Senede bir hafta gidebildiğim Antalya Belek'teki yazlık eve, emekli olduktan sonra beş ay gider oldum. Neredeyse senenin yarısını orada geçireceğim. Günler biteviye geçse de okumak ve yazmak uğraşınız haline gelirse durumunuzdan hiç de yakınmıyorsunuz. Oğlum derdi: "Baba okunacak ne çok şey var!.." Haklıymış, bazen yirmi dört saat yetmiyor insana. Her neyse benim asıl anlatmak istediğim "Caretta carettalar", yani deniz kaplumbağaları... Yumurtlamak dışında karaya çıkmıyorlar, belli başlı kumsallara yumurtalarını gömüyorlar, yavrular iki aylık kuluçka döneminden sonra geceleyin yumurtalarından çıkıp denize ulaşmaya çabalıyorlar. En ilkel atalarımızın 5 milyon yıldır var oluğunu düşünürsek yaklaşık 100 milyon yıldır dünyada hüküm süren bu muhteşem hayvanlar, bizim yüzümüzden artık nesli tükenmek üzere olduğundan, koruma altına alınmışlar. Carettalar bizim sitenin önündeki plajın kumlarına da yumurtalarını bırakıyorlar, yumurtadan çıkan yavrular kumlar üzerinden yürüyerek denize ulaşırlarsa yaşamları kurtuluyor, aksi halde ölüyorlar. Akdeniz Üniversitesinin ilgili bölüm öğrencileri zaman zaman bizim oralara gelip kum içindeki yumurtaları tespit edip, yanlışlıkla basılmasın diye, o bölgeyi çubuk ve renkli iplerle çevreleyip korumaya alıyorlar. Geçen gelişlerinde de Site Yöneticisini bulup geceleri sitenizin ışıklarını söndürebilir misiniz diye rica etmişler. Çünkü yumurtadan çıkan yavrular ışığı görünce deniz yerine ters yöne, siteye doğru ilerliyorlar ve doğal olarak denize ulaşamayıp telef oluyorlarmış. Aydınlık yavruyu kendine doğru çekmekte, ironiye bak ki insanlığı kutsayan ışık Caretta'nın sonu olabilmekte...

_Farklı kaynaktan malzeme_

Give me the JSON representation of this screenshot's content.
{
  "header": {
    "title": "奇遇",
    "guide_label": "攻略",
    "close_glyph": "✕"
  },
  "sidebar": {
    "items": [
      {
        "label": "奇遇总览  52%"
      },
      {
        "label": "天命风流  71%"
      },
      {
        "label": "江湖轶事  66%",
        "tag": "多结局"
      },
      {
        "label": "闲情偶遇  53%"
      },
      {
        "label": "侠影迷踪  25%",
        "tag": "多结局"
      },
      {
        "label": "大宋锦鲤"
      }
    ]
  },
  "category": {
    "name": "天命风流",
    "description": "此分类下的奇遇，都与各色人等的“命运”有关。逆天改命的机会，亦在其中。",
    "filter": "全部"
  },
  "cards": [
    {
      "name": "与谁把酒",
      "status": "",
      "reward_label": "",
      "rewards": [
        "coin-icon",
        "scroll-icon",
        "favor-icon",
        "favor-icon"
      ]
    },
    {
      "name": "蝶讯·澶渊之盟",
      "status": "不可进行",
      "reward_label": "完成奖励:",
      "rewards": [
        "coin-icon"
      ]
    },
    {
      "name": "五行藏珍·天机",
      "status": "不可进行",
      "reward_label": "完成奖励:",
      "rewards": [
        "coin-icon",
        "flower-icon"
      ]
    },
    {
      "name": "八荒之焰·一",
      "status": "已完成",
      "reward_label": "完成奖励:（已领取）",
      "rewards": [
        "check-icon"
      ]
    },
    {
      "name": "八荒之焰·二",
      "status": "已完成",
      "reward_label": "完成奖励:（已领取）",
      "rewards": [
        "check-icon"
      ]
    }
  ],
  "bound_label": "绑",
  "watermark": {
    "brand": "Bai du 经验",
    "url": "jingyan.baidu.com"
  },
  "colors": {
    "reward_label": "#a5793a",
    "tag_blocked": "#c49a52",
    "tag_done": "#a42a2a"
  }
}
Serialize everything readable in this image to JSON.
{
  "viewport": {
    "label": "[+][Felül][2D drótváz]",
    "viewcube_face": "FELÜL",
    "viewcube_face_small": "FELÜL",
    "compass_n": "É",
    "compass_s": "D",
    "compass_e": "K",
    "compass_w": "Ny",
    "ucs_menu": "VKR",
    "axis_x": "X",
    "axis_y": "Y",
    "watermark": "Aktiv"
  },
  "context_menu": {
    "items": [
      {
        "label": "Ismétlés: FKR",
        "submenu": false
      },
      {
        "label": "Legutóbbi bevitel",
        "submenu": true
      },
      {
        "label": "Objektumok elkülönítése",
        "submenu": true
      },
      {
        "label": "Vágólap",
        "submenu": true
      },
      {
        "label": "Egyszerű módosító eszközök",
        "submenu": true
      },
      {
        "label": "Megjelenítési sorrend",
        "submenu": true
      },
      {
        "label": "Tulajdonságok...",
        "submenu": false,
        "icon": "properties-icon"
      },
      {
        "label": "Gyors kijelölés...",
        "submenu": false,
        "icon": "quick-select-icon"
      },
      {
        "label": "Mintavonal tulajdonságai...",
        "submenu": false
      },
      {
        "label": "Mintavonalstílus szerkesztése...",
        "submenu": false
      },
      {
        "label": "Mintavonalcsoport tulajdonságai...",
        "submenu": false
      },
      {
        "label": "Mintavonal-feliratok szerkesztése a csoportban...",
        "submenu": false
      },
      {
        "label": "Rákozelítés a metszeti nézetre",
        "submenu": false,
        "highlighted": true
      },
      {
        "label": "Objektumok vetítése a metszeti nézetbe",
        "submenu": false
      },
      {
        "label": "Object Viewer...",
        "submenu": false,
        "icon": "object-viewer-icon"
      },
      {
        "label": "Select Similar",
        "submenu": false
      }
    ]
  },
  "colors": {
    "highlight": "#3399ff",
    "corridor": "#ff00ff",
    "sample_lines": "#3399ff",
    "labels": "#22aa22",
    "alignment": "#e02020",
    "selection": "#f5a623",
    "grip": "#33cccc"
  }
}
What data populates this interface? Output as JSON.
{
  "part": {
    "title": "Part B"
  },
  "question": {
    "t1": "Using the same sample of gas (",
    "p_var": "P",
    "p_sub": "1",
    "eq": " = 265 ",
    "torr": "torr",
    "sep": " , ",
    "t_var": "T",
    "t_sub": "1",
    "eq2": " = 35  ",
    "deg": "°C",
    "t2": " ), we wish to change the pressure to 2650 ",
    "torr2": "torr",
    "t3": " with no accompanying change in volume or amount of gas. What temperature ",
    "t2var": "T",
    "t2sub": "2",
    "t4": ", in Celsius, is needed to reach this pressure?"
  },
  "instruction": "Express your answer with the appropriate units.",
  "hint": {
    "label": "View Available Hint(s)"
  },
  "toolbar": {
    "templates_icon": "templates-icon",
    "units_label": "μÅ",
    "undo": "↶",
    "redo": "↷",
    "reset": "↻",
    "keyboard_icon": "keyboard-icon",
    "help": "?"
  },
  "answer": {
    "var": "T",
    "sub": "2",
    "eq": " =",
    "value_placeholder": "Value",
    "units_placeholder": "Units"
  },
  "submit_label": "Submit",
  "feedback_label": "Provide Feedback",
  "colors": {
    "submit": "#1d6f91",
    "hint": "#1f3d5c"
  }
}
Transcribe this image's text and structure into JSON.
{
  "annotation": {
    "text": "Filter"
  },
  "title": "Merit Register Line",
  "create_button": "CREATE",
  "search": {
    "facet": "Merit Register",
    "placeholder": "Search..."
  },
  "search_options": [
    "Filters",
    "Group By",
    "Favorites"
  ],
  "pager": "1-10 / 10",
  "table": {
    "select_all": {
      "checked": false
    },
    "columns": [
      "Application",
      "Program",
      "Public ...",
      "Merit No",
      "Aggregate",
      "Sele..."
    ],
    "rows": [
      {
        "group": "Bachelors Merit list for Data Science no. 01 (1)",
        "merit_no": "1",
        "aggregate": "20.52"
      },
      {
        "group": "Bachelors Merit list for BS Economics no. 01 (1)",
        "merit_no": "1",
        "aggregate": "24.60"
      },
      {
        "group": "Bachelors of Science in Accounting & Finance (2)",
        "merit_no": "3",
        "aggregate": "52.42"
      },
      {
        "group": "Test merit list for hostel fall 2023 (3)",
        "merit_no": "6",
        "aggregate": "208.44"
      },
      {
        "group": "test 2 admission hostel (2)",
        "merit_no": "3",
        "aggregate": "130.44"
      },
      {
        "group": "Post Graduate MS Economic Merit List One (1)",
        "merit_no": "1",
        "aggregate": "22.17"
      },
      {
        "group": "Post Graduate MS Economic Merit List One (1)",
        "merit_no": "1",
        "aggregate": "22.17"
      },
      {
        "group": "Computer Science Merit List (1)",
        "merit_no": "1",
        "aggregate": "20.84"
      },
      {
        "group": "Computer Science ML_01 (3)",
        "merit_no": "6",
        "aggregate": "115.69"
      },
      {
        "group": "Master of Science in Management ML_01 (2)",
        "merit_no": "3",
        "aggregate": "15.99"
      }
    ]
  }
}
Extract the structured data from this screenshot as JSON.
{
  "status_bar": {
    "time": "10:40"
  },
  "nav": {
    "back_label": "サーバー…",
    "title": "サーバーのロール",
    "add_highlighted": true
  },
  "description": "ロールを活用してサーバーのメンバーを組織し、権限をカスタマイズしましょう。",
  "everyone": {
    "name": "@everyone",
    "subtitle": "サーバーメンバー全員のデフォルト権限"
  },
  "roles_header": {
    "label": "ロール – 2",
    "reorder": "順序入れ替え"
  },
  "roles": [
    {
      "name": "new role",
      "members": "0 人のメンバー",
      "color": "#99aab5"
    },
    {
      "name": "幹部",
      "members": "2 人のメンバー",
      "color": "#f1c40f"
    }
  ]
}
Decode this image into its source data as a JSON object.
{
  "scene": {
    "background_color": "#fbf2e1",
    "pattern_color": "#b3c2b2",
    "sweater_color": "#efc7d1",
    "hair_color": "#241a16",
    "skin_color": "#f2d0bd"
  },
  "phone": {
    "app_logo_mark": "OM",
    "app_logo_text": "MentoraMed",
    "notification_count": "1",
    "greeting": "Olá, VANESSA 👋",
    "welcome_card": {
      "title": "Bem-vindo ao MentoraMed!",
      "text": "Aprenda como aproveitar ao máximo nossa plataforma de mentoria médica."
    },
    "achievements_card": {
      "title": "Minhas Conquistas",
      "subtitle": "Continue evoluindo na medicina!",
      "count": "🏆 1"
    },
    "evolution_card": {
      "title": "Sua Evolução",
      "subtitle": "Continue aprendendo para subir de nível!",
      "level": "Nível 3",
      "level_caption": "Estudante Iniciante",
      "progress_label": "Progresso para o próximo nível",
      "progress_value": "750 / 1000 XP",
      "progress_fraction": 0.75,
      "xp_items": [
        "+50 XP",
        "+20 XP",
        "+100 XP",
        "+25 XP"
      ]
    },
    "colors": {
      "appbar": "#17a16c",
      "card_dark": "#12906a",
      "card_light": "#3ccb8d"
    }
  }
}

Yeni köprümüzün açılışı yapıldı. İsmi üzerinde tartışmalar devam ediyor. Kimisi sosyal medyada örgütlenip, biz bu köprüye "Atatürk Köprüsü" diyelim diyor, kimisi "Üçüncü Köprü" adını takmış. İktidar ise, bu günlerde çok dillendirilen, tam beş yüz sene önceye gönderme yaparak "Mercidabık meydan muharebesini" anıyor ve bir kısmımız rencide olduğunu söylese de adını "Yavuz sultan Selim" koyuyor. Açılış sonrası yine tuhaf görüntüler vardı. Bir tarafta cenazeler, teröre kurban verilen onlarca şehit ve ateşin düştüğü ailelerin çektiği acı, diğer tarafta köprü açılışı için yapılan kutlamalar. Teröre teslim olmadık görüntüsü taşıması açısından bunların hepsi kabul, ancak vatandaşın kutlamada yer alış şekli ne kadar yanlış. Arabasını köprü üzerinde park edip poz vermeler, selfi çekmeler nasıl bir vasatlık. Yaşamdan fazla bir beklentisi olmayan, ne beklemesi gerektiğinin de farkında olmayan halkımız, boğazın iki yakasını üçüncü kez birleştiren görkemli yapıyı, yaşamı boyunca tadamadığı başarının simgesi olarak görüyor, kendini onunla özdeştiriyor, seviniyor ve gurur duyuyordu. İnanamadım, ama televizyonda gözlerimle gördüm, çiftetelli oynayan bile vardı. Evdeki bir konuğumuz; "işte Türkiye bu, sen istediğin kadar yaz, hiç bir şey değişmez" deyiverdi. İnatla yazmaya devam edeceğim, dört bir yanımızı kaplasa da karanlık, elbet ışığa gelende olacaktır...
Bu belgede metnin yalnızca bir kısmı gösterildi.